The placenta adhered to the epiploon, left ovary and salpinx and its release required a partial omentectomy and left adnexectomy. The placenta was carefully removed following active bleeding from its detached margins. The uterus appeared normal in morphology, with a size of 12 gestational weeks. The patient was transfused with a total of 3 units of red cell concentrate (1500 ml in total) during and after surgery. The newborn died on the first day after birth of respiratory distress. No autopsy was performed. Postoperative morbidity for the woman was minimal with transient paralytic ileus on the second post-operative day. Her recovery was otherwise uneventful and she was discharged on the seventh postoperative day in good general condition. Follow up evaluations of the mother at 2 weeks, 6 weeks, and 6 months postpartum were uneventful.

Discussion and Conclusions

Abdominal pregnancy with a normal live foetus at such an advanced gestational age is rare. Our survey of the literature revealed fewer than 10 postdated reported cases of abdominal pregnancy [1, 6], mostly in the context of under-equipped health centres. In no case is there an available video of the surgical procedure performed. The higher incidence of abdominal pregnancy in developing countries is associated with low socioeconomic status, pelvic infections and substandard or poor obstetrical care—all are more prevalent in these countries.

In this specific case, the patient did not perform any ultrasound during the poor prenatal check-ups she did, which meant that the diagnosis of abdominal pregnancy was made late in the 39th week of gestation.
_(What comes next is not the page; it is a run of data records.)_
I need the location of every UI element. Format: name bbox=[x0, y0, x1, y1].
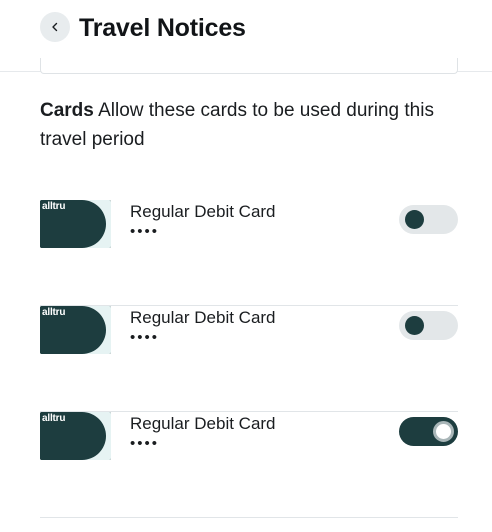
card-image: alltru bbox=[40, 412, 111, 460]
section-description: Allow these cards to be used during this… bbox=[40, 100, 434, 150]
toggle-knob bbox=[433, 421, 454, 442]
back-button[interactable] bbox=[40, 12, 70, 42]
card-image: alltru bbox=[40, 306, 111, 354]
section-heading: Cards bbox=[40, 100, 94, 121]
card-image: alltru bbox=[40, 200, 111, 248]
cards-section-description: Cards Allow these cards to be used durin… bbox=[40, 96, 470, 154]
card-name: Regular Debit Card bbox=[130, 308, 276, 327]
card-logo: alltru bbox=[42, 413, 66, 424]
card-name: Regular Debit Card bbox=[130, 202, 276, 221]
card-row-2: alltru Regular Debit Card •••• bbox=[40, 306, 458, 412]
card-toggle[interactable] bbox=[399, 205, 458, 234]
card-logo: alltru bbox=[42, 307, 66, 318]
toggle-knob bbox=[405, 316, 424, 335]
toggle-knob bbox=[405, 210, 424, 229]
card-name: Regular Debit Card bbox=[130, 414, 276, 433]
chevron-left-icon bbox=[52, 22, 58, 32]
card-row-1: alltru Regular Debit Card •••• bbox=[40, 200, 458, 306]
card-number-mask: •••• bbox=[130, 435, 160, 452]
card-toggle[interactable] bbox=[399, 417, 458, 446]
page-title: Travel Notices bbox=[79, 14, 246, 42]
previous-section-box bbox=[40, 58, 458, 74]
card-number-mask: •••• bbox=[130, 329, 160, 346]
card-toggle[interactable] bbox=[399, 311, 458, 340]
card-number-mask: •••• bbox=[130, 223, 160, 240]
card-row-3: alltru Regular Debit Card •••• bbox=[40, 412, 458, 518]
card-logo: alltru bbox=[42, 201, 66, 212]
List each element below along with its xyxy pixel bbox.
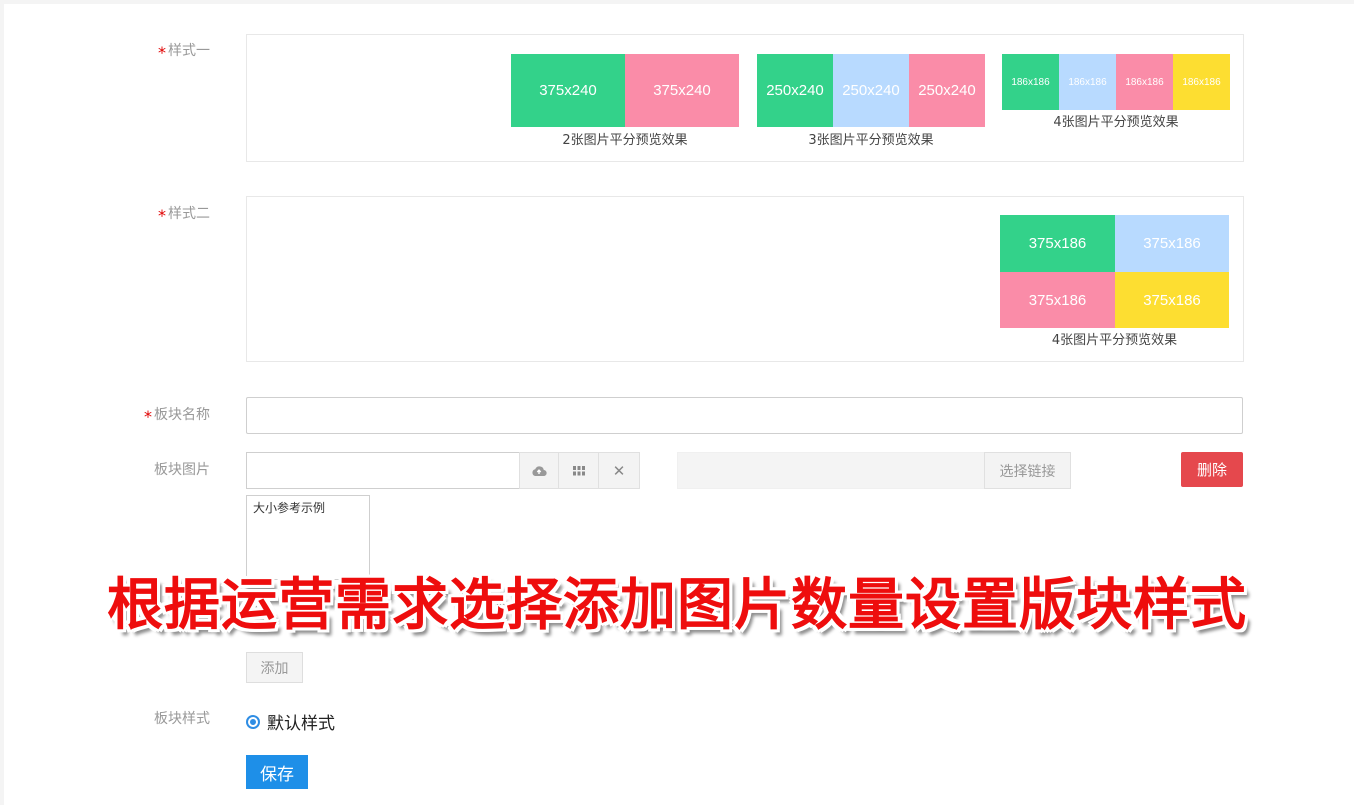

Both maternal and foetal mortality rates in such cases are high, as well as the malformation rate among the affected foetus [3]. In a more fortunate health centre, particularly one with good prenatal diagnostic facilities, the planning of management, delivery and clinical outcome may well have been different despite the late presentation at 39 weeks with the benefit of a multi-disciplinary team including geneticists, neonatal intensivists, and vascular and GI surgeons complementing the obstetric teams.

Treatment is surgery. Immediate termination of pregnancy can be offered if the diagnosis is made before 20 weeks of gestation [7]. Patients diagnosed with advanced abdominal pregnancies with stable conditions can be monitored under close surveillance and surgical delivery can be scheduled at 34 weeks of gestation after lung maturity is achieved [7, 8]. Although removal of the placenta carries a higher risk of haemorrhage, a partially detached placenta can be delivered with minimal morbidity and a good maternal outcome.

Given the documented low survival rates of neonates in such cases, neonatal units must be adequately equipped and staffed to support them. The issue of removing the placenta during the operation is controversial. Treatment of the remaining placenta with methotrexate has recently been abandoned in favor of the clinical and instrumental monitoring of the patient in the short and long term. Where available, interventional radiology procedures allowing for preoperative embolization of placental vessels are helpful in preventing severe intraoperative blood loss [9] and imaging such as MRI may help clearly demonstrate placental attachments to the bowel, omentum and other intra-abdominal organs prior to surgery.

These pre-operative procedures would make the surgeon aware of what to expect at surgery and reduce the associated maternal morbidity and mortality.